I just posted my Amazon review of the classic Do Androids Dream of Electric Sheep? I thought it was a pretty good book. Very different from the movie, but I thought it felt a tad dated, being 40 years old already.
I've always meant to get around to reading Do Androids Dream of Electric Sheep. I came across it again the other day, and decided now was the time. I haven't seen Blade Runner for many years, so I felt sufficiently distant from it to give the book an honest read.
The movie was a fair bit of a departure from the book, as many other people have noted. The androids of the book, other than Rachael, have only brief appearances. Roy Baty was much more exciting in the movie-- here, he is simply used to show the lack of empathy in androids and then quietly destroyed. Still, Dick did a very effective job of describing how similar to us the androids were, due to their high intelligence, yet still how alien (and dangerous) due to their lack of empathy.

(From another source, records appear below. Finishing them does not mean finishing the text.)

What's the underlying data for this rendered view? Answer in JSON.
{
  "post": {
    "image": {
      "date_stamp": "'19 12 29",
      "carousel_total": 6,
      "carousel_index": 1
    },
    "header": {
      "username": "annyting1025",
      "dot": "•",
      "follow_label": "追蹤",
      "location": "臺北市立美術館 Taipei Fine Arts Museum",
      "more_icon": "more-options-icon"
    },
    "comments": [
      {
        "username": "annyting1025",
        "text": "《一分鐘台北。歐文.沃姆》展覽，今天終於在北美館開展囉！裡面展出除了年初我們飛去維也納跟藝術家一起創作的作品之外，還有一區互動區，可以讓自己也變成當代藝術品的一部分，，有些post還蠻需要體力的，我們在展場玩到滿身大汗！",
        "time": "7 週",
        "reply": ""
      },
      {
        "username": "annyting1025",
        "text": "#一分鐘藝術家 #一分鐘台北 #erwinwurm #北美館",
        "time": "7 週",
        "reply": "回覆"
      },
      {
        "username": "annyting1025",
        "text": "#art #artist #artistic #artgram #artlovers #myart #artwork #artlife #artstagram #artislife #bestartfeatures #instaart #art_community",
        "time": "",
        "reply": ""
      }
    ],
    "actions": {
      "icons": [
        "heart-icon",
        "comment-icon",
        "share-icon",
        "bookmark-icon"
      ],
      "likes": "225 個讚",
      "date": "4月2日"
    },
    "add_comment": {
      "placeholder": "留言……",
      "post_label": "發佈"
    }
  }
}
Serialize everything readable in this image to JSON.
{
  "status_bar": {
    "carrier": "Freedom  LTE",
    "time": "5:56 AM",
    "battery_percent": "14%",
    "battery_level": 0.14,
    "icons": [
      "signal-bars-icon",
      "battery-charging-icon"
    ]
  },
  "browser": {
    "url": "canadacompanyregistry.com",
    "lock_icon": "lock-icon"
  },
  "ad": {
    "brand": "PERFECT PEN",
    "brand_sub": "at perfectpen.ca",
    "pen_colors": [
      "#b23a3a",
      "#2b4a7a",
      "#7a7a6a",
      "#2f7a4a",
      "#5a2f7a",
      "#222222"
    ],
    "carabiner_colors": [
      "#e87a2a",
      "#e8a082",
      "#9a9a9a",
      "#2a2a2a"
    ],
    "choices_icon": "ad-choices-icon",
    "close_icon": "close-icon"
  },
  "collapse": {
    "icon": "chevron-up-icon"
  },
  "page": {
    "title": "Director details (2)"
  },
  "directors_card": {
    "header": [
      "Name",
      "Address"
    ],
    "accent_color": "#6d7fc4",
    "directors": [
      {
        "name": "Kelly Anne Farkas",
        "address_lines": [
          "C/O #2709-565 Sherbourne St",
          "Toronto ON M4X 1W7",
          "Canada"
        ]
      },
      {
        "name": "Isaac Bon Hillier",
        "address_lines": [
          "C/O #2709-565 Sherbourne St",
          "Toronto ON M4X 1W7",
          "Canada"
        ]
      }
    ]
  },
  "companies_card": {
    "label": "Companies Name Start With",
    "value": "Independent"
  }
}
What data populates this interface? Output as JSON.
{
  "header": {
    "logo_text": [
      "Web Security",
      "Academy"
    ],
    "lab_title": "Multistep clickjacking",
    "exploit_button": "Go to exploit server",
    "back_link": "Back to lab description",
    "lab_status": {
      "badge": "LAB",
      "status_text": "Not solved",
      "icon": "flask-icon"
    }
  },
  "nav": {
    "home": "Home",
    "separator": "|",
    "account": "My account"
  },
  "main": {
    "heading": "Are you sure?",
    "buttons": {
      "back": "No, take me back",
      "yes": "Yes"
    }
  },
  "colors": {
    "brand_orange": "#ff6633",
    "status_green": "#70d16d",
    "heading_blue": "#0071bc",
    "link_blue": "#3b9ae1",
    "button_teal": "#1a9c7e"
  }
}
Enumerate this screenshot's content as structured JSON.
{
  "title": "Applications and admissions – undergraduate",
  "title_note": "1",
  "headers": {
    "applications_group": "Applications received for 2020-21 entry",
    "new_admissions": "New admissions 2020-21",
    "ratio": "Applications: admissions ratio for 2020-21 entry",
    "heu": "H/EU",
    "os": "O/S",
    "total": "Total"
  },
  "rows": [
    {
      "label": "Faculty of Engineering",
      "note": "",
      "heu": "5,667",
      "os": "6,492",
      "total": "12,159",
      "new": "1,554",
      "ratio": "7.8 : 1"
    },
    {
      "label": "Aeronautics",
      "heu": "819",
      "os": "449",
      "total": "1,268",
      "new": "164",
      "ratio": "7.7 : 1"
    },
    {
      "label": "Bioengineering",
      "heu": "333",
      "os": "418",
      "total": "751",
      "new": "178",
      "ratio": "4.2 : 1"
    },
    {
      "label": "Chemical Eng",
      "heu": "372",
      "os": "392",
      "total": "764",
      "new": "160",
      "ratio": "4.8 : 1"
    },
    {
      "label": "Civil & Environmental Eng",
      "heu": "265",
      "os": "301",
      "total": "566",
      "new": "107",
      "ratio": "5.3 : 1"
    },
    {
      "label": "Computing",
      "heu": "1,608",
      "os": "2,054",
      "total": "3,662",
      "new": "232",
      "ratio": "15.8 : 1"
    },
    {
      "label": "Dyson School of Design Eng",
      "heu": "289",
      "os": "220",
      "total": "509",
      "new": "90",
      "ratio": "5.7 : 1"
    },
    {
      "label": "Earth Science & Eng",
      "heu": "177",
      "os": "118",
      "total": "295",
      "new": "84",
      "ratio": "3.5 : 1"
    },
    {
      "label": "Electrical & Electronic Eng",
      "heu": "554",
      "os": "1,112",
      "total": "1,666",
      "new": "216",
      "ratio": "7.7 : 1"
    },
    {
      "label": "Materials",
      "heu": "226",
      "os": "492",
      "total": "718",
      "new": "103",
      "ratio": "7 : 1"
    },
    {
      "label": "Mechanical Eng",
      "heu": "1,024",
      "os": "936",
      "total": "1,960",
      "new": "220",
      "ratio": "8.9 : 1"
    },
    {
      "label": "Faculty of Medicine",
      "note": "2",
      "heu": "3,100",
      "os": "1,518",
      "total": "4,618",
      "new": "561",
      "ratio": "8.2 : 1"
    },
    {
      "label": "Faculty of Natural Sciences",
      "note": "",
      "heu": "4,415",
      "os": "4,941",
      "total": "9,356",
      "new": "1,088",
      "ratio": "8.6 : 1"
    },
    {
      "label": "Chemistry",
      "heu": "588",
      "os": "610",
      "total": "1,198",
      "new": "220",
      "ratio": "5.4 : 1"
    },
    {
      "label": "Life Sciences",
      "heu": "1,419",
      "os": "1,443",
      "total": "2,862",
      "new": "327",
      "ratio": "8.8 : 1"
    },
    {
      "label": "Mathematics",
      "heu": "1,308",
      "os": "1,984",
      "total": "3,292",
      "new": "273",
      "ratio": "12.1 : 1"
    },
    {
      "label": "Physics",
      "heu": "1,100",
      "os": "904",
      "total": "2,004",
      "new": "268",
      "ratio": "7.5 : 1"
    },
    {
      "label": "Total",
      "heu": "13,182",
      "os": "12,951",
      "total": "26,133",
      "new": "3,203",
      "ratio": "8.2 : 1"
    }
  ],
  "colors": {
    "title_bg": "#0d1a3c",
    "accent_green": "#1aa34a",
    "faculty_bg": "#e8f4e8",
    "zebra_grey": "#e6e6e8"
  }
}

The biggest difference between the movie and the book is the book's emphasis on the quasi-religion of Mercerism. Humans are able to use empathy boxes to share each others' emotions, and also those of the quasi-diety Wilbur Mercer. The androids, lacking empathy, are unable to participate in Mercerism, and seek to discredit and destroy it. I thought this was a great conflict based around the central theme of the book, but was confused by the actual physical manifestation of Mercer and what that was meant to imply. I also got the impression that Isidore was actually Mercer, or that might have just been the results of him fusing with the Mercer personality? That was a little strange.
Still, a good book, highly recommended. Complex enough that it probably deserves a second read.